You’d never know this from reading my blog posts (or, er, comments) mind you.
I have to say I truly loved this post, and I am surprised by how much. I think it spoke to the nerd in me, winning me over with a keen dissection of writing redundancies. Seriously, I am a sucker for linguistics, grammar, and generally looking into the mechanics of creative writing.
Am agog to learn more of your Brief Encounter in said Hampstead Tea Room.
My own pet hate is gratuitous use of adverbs, he wrote, archly.
GMP – sorry for the delay in moderation. Long story, not interesting enough to recount here! I think editing is a fundamentally geeky obsession. Almost a curse, sometimes.

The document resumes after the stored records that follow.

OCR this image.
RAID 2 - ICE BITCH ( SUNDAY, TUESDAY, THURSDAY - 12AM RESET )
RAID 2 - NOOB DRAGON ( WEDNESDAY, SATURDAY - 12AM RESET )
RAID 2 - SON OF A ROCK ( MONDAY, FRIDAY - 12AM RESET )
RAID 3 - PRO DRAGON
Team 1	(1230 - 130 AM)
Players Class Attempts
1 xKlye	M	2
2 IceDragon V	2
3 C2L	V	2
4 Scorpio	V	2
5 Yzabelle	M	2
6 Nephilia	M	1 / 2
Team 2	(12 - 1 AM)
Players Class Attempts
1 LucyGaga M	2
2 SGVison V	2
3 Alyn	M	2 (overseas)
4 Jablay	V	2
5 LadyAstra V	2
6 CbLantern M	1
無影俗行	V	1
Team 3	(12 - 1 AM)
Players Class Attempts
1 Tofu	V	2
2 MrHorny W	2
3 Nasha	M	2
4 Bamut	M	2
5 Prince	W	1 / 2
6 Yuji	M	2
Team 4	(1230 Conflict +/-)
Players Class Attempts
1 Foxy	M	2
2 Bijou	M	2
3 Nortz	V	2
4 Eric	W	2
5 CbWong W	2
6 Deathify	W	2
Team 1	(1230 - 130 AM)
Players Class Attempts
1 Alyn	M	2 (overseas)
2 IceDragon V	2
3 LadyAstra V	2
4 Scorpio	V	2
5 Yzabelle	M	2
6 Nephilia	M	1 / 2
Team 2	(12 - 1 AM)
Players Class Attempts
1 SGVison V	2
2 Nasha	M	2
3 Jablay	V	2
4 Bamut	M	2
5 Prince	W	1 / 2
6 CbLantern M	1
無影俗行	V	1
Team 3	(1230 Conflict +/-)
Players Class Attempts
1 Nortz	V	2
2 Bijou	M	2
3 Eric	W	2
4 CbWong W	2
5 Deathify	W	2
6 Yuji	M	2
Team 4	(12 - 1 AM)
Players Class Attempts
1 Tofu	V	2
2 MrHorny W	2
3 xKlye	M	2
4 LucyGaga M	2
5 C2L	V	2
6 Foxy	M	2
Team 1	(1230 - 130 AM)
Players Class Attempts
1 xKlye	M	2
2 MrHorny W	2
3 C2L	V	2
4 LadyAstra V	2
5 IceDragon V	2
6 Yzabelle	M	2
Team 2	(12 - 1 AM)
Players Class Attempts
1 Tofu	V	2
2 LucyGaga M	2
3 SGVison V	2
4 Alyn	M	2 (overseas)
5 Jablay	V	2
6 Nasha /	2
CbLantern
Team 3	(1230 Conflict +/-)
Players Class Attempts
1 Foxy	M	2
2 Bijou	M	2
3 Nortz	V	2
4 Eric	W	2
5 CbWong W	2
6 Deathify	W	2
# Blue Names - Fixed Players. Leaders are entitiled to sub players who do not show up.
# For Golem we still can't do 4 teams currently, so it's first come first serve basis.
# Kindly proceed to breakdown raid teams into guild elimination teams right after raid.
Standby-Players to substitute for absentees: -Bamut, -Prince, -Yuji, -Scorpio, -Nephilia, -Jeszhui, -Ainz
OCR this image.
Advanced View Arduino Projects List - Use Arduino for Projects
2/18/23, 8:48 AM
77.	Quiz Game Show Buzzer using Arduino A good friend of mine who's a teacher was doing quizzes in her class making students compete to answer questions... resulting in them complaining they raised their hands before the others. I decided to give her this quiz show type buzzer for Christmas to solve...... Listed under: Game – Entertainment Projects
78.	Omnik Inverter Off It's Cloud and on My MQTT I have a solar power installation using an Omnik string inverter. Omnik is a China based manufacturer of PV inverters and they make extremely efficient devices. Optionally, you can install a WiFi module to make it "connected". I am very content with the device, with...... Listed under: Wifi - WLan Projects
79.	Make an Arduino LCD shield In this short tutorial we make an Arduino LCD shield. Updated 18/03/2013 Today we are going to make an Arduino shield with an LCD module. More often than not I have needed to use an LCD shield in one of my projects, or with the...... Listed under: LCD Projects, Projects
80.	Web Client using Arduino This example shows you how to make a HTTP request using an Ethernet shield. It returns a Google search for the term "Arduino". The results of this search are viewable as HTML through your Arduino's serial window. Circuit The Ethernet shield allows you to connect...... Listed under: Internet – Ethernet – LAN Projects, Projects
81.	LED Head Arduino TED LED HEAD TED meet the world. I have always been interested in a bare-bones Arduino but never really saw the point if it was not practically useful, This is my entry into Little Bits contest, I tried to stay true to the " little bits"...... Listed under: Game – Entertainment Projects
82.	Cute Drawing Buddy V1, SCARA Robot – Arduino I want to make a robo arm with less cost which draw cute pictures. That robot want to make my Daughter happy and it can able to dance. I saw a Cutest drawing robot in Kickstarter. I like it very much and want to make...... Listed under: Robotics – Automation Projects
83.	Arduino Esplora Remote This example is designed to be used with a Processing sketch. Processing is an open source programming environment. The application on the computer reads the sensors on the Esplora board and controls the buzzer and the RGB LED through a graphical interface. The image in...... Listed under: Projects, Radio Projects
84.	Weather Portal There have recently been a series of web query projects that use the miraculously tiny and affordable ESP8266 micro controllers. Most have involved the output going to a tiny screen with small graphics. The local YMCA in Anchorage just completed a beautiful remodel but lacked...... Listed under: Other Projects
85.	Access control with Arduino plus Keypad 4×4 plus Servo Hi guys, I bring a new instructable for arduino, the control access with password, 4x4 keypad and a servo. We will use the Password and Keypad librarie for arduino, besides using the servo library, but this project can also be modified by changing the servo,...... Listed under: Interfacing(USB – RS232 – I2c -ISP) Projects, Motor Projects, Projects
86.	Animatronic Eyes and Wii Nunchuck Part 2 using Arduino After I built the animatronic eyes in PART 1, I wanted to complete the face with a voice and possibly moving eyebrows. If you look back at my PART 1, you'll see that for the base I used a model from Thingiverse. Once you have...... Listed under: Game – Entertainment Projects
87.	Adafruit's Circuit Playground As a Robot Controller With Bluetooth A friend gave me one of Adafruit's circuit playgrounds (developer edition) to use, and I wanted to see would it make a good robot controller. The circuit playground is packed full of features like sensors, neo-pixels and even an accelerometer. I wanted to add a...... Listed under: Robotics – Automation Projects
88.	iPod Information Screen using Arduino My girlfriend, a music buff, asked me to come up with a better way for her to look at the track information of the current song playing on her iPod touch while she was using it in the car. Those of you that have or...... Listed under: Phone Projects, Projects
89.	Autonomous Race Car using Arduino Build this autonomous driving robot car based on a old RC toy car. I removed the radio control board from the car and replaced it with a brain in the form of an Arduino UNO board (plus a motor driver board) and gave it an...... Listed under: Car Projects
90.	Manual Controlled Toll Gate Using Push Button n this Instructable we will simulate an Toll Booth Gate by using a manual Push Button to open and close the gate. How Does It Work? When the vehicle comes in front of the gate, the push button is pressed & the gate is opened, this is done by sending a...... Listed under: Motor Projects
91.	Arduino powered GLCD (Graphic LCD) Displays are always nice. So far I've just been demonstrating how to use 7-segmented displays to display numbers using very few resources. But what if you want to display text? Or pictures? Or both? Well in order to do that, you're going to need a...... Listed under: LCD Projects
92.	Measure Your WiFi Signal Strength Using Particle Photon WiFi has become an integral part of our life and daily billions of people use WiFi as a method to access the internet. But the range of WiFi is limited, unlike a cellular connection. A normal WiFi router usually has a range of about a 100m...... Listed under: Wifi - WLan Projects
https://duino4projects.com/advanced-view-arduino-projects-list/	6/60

Crox – when are you in London next?
I think with the bestselling authors it’s not so much that they get lazy, so the books get longer, but rather the editor is terrified of upsetting them, sending them to another publisher, so they let through stuff that they would have hacked to pieces in the early book(s).
Jenny – Monday, 1st December. Lunch?
Brian – I once received an article by Stephen Jay Gould, doyen of popular science writers at the time. I had commissioned the article, and unlike most articles it came in bang on the deadline, and to the word limit. Professor Gould is now the Late Professor Gould, but back then he was always on time. You could tell that the chap knew how to write. However, the article was accompanied by a missive saying words to the effect that if I edited a single sentence, a single word, I’d be walking on his grave. I clove that particular gordian knot by passing it to someone else to edit.